Fazendo jus à verdade, o que torna este trabalho um marco do Metal Negro em todo o mundo não é a técnica demonstrada em cada solo, nem a criatividade em elaborar um bom riff ou em manter uma boa dose de conteúdo filosófico em suas letras. Como já discutido, a imaginação é igual a um foguete que parte rumo à escuridão do universo: ele pode tanto vagar eternamente no espaço vazio como encontrar um planeta novo, extraordinário e repleto de maravilhas. Só isso já cria uma margem sobre o potencial do imaginário na mente das pessoas, e o quanto essa capacidade pode alterar a realidade e fazer algo se tornar maior do que realmente é.

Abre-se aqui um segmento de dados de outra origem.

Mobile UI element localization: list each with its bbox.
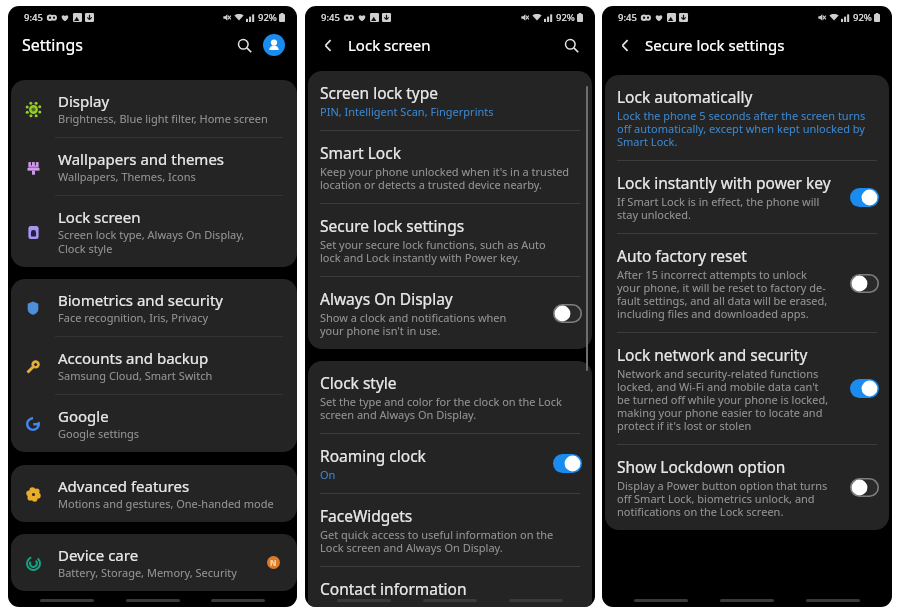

Visão diagonal do disco com o encarte aberto
Bom, foi o que ocorreu aqui. Se julgarmos o disco pelo conteúdo musical já citado, além da capa que apresenta nada mais que uma cabeça de bode em negativo extraída de um lugar qualquer, o que sobra é uma peça recheada de subjetividade, carente de bases concretas. O imaginário preenche o vazio criado pela abstração do trabalho, fazendo do álbum uma obra voltada literalmente para a imaginação de cada um. Não raro pode-se verificar ainda hoje pessoas prostradas em frente a película cheia de pentagramas e imagens em preto e branco se perguntando: “caramba! Olha só esse disco! Puta banda do demônio essa     hein?” sem se darem ao trabalho de analisar as características que compõem o conjunto. Como o Próprio Quorthon já havia mencionado em um trecho do livro HEAVY METAL – A HISTÓRIA COMPLETA (lançado no Brasil em 2010 pela editora ARX) “Depois de algum tempo nós percebemos que as pessoas eram atraídas pela banda por causa do aspecto misterioso. Não era algo que havíamos criado. A gente tinha só uma foto esculhambada em um fanzine, e o pessoal comprava a fantasia”.
Fantasia. Eis a palavra chave. Em um universo saturado pelo estereótipo, encharcado de linhas e mais linhas praticamente idênticas de guitarra e baixo, nada mais original que a fantasia para chamar a atenção do público. Sendo assim, o que temos nos pouco mais de vinte minutos que sobram após a segunda faixa é um trabalho que mistura sonoridade extremamente agressiva com uma boa carga de imaginação, que faz do conjunto da obra uma peça de enorme influência para toda uma etnia metaleira, ávida por explorar os caminhos do espaço recém-desbravado por estes vorazes pioneiros.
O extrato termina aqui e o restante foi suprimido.